Futures Prices: Nearby July 2001 futures prices in May averaged 44.22 cents per pound, down 2.89 cents per pound in April. The October 2001 contract averaged 46.97 cents per pound, a decrease of 2.67 cents from the previous month.
U.S. COTTON HIGHLIGHTS
Cotton Consumption: The seasonally adjusted daily rate of U.S. cotton consumption in April was 31,966 (480-lb.) bales, compared with Marchs level of 33,387. A total of 659,942 bales were consumed during the four weeks in April, compared with 867,539 in the five weeks of March. The seasonally adjusted annualized consumption rate for the month of April was 8.34 million bales, down from March's 8.7 million.
Domestic mills: Domestic mills purchased a very light volume of 2001-crop cotton for September 2001 through March 2002 delivery. Mill purchases of new crop lagged behind normal levels usually seen this time of the year. Some mills delayed new crop purchases due to uncertain production schedules. Mills continued to delay shipments of current crop cotton for July through October delivery. Interest for ring-spun yarn was good, while interest in open-end yarn was light. Demand for fine count yarns was moderate to good and demand for coarse count yarns was light. Sales of domestic denim, greige cloth, upholstery and industrial fabric were light to moderate; mills sales of specialty yarn and sales yarn were very light. Most mills operated a five to six day workweek. Many plants closed for Memorial day.

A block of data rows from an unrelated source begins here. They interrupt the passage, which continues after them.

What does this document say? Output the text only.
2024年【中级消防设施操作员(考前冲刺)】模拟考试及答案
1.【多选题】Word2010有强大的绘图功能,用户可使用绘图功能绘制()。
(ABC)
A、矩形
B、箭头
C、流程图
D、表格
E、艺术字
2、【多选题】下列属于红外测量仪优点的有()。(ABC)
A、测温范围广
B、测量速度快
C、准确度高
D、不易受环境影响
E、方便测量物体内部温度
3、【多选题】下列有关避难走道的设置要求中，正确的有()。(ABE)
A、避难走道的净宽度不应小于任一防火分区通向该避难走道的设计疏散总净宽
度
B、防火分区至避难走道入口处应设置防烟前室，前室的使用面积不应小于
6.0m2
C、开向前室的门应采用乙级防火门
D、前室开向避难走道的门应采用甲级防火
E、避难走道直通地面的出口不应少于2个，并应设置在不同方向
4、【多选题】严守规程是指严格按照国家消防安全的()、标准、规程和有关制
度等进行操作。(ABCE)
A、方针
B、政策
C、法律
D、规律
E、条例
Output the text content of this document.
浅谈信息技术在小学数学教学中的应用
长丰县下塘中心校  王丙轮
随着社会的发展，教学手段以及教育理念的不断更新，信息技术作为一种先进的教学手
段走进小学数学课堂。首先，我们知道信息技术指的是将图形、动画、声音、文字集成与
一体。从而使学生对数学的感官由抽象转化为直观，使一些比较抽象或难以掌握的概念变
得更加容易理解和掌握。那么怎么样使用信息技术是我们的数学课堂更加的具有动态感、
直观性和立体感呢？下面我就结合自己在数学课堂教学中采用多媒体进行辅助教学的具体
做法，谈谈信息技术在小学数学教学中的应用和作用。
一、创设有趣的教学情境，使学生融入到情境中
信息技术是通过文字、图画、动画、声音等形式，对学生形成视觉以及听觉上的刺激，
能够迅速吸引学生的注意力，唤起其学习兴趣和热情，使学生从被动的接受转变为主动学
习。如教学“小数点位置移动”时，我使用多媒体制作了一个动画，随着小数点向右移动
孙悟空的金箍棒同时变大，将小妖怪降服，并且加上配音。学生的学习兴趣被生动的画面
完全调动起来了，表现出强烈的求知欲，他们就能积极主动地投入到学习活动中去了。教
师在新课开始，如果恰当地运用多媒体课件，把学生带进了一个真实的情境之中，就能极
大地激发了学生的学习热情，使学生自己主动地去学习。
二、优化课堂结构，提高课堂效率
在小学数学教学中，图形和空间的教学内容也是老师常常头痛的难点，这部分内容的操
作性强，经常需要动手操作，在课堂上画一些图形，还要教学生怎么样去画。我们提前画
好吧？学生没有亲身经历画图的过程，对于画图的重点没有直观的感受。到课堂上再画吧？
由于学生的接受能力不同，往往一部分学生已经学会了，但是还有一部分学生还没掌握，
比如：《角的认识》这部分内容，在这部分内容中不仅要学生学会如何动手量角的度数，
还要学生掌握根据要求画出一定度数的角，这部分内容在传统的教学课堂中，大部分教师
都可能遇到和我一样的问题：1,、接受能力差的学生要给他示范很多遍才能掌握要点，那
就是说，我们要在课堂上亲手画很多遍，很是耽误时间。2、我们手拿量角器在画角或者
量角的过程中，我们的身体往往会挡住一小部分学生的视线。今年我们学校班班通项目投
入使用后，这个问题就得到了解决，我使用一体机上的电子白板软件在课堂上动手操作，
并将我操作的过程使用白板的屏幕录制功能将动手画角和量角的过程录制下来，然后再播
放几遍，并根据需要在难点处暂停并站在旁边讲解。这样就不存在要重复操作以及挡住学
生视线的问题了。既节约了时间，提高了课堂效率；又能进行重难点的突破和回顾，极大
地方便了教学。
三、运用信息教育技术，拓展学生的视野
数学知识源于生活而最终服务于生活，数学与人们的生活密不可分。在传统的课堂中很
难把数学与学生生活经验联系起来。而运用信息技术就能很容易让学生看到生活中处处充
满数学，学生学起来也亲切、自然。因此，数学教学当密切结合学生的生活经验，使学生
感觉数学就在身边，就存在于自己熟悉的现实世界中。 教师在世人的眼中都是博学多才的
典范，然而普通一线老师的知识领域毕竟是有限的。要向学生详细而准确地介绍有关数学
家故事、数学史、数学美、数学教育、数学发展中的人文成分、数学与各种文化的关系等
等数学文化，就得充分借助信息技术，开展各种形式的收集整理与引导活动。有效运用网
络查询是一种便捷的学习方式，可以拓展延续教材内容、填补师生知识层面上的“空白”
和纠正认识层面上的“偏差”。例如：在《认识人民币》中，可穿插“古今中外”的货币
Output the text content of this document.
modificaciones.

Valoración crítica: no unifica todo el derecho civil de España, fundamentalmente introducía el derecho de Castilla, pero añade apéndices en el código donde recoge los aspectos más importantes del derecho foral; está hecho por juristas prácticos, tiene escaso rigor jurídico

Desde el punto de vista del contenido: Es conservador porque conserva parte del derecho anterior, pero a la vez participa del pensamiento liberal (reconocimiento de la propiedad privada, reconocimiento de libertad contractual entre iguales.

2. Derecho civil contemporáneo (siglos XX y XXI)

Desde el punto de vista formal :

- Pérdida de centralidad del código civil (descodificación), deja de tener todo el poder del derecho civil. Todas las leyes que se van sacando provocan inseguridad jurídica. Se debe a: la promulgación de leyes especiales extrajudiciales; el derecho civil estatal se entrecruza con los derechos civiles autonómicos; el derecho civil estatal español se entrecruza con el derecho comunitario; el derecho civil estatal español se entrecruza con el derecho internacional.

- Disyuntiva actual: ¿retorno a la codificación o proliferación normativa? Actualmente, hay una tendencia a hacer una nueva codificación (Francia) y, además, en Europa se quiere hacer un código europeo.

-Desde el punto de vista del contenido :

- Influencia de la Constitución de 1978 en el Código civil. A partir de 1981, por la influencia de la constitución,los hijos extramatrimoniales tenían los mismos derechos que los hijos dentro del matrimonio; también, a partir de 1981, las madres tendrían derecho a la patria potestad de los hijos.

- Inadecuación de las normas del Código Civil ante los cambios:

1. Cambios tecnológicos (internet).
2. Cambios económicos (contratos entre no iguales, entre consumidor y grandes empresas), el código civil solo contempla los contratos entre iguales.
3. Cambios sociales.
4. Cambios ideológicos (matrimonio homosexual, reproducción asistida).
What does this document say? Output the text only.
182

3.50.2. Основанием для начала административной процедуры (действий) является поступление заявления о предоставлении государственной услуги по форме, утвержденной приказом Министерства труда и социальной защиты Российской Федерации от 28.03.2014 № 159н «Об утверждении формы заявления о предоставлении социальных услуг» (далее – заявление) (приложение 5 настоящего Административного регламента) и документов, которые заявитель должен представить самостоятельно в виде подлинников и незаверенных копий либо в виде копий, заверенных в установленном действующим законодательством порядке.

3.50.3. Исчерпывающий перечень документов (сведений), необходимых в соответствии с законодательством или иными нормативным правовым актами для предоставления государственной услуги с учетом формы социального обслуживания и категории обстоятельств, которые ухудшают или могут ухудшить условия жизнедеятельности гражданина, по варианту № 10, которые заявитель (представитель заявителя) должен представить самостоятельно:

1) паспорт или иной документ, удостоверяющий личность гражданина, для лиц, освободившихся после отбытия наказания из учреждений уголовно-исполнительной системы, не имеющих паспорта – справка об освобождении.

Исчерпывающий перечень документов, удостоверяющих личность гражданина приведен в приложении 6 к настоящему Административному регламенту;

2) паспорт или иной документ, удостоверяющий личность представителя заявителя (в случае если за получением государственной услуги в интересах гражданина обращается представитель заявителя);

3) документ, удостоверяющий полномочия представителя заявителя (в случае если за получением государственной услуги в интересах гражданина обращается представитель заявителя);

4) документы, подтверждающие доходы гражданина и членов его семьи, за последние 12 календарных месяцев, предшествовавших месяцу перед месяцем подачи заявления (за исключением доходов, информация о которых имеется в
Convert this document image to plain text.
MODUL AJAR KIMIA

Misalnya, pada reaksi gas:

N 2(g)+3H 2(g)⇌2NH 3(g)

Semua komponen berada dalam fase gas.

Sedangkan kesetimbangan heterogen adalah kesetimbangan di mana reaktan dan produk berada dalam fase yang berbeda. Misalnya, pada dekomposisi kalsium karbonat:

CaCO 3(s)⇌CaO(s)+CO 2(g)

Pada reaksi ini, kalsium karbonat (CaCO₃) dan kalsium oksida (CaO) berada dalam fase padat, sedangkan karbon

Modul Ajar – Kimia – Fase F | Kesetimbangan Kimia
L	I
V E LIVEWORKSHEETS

Cotton Stocks: U.S. cotton stocks on hand in consuming establishments at the end of April were 481,044 bales (480-lb), up from 480,602 in March. Stocks held in public storage and compresses in April totaled 8.2 million bales, down from 9.3 million in March. Active spindles in April totaled 3.6 million, of which 1.98 million were dedicated to 100 percent cotton, compared with 4.4 million for the same time last year, with 2.4 million dedicated to 100 percent cotton. Cotton's share on the cotton spindle system was 78.4 percent.
U.S. cotton exports in March 2001 totaled 720,000 (480-lb.) bales, 106,000 bales above February 2001 exports of 614,000 and 258,000 bales below March 2000 exports of 978,000 bales, according to the U.S. Bureau of the Census. The leading markets in March were Mexico, Indonesia, Taiwan, Korea, Turkey and Hong Kong.
U.S. cotton imports in March were 1,000 bales after no imports were reported in February. Imports for the same month last year were 2,600 bales.